I )used to spend a lot of time doing research in the National Library of Singapore. From the upper levels I would look down on the church across the road without knowing of its significance. However, one day I wandering across to the church and discovered that this was the site for one of the earliest churches in Singapore.
The history of Saint Joseph’s Church and that of its predecessor, the Church of São José, both built on the same site, is inextricably linked with the Portuguese Mission. Father Francisco da Silva Pinto e Maia of Porto arrived from Goa in 1826 and founded the Mission in Singapore. When he died in 1850, he left his money and some land for the building of a small church. The church, which was called São José, was built by the priest who succeeded him from 1851 to 1853, to mainly serve the Portuguese and Eurasian Catholics in Singapore.
The present Saint Joseph’s Church was completed in 1912 and blessed by the then Bishop of Macau, João Paulino de Azevedo e Castro, who was the impetus behind this project.
The plan of the church was laid in the form of a Latin cross.
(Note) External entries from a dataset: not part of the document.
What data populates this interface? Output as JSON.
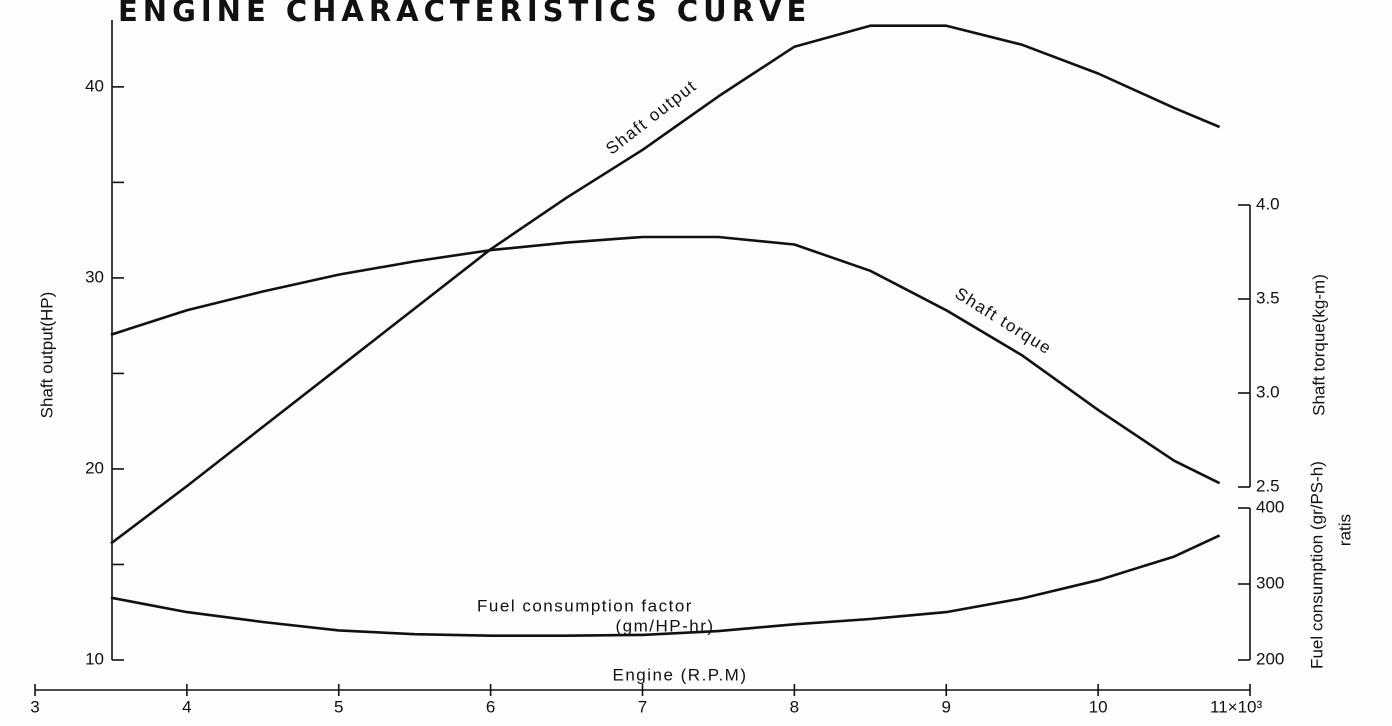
{
  "chart_data": {
    "type": "line",
    "title": "ENGINE CHARACTERISTICS CURVE",
    "xlabel": "Engine (R.P.M)",
    "ylabel": "Shaft output(HP)",
    "y2label": "Shaft torque(kg-m)",
    "y3label": "Fuel consumption (gr/PS-h)",
    "y3label2": "ratis",
    "fuel_unit_note": "(gm/HP-hr)",
    "xlim": [
      3,
      11
    ],
    "xticks": [
      3,
      4,
      5,
      6,
      7,
      8,
      9,
      10,
      {
        "value": 11,
        "label": "11×10³"
      }
    ],
    "ylim": [
      10,
      43.5
    ],
    "yticks": [
      10,
      20,
      30,
      40
    ],
    "yminorticks": [
      15,
      25,
      35
    ],
    "y2lim": [
      2.5,
      4.0
    ],
    "y2ticks": [
      {
        "value": 4.0,
        "label": "4.0"
      },
      {
        "value": 3.5,
        "label": "3.5"
      },
      {
        "value": 3.0,
        "label": "3.0"
      },
      {
        "value": 2.5,
        "label": "2.5"
      }
    ],
    "y3lim": [
      200,
      400
    ],
    "y3ticks": [
      200,
      300,
      400
    ],
    "x": [
      3.5,
      4,
      4.5,
      5,
      5.5,
      6,
      6.5,
      7,
      7.5,
      8,
      8.5,
      9,
      9.5,
      10,
      10.5,
      10.8
    ],
    "series": [
      {
        "name": "Shaft output",
        "color": "#111111",
        "axis": "y",
        "values": [
          16.1,
          19.1,
          22.2,
          25.3,
          28.4,
          31.5,
          34.2,
          36.7,
          39.5,
          42.1,
          43.2,
          43.2,
          42.2,
          40.7,
          38.9,
          37.9
        ]
      },
      {
        "name": "Shaft torque",
        "color": "#111111",
        "axis": "y2",
        "values": [
          3.31,
          3.44,
          3.54,
          3.63,
          3.7,
          3.76,
          3.8,
          3.83,
          3.83,
          3.79,
          3.65,
          3.44,
          3.2,
          2.91,
          2.64,
          2.52
        ]
      },
      {
        "name": "Fuel consumption factor",
        "color": "#111111",
        "axis": "y3",
        "values": [
          282,
          263,
          250,
          239,
          234,
          232,
          232,
          233,
          238,
          247,
          254,
          263,
          281,
          305,
          336,
          364
        ]
      }
    ]
  }
}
The interior is a single large space roofed by a wooden barrel-vault instead of a gothic-style ceiling. Neither the nave nor the transepts have aisles. It is currently painted in white, with blue details, like the exterior. The west front has three towers: a central octagonal tower capped by a dome flanked by two smaller towers.
A significant segment of the Eurasian community in Singapore in the early days were baptised and married here. It was known as the “Eurasian Church”, with successive generations of families such as the de Costas, the d’Cottas, the de Souzas, the de Mellos, the Deskers, the Fernandezes, the Gomeses, the Josephs, the Pereiras, the Pintos, the Tessensohns and many more, among its parishioners.
What I appreciated about the church was the decorative Portuguese terracotta tiles that formed its floor. The church has been closed for five years while it was fully renovated and recently reopened in June 2022. This panoramic image shows the newly restored church and the decorative floor tiles.
To maintain the Portuguese character of the church, the Bishop of Macau continued to post priests to the church until 31 December 1999, when the rector of the church, Father Benito de Sousa, ended his term and the Bishop of Macau had decided to stop sending missionaries to the church. So, the last link between Saint Joseph’s Church and the Portuguese Mission was severed.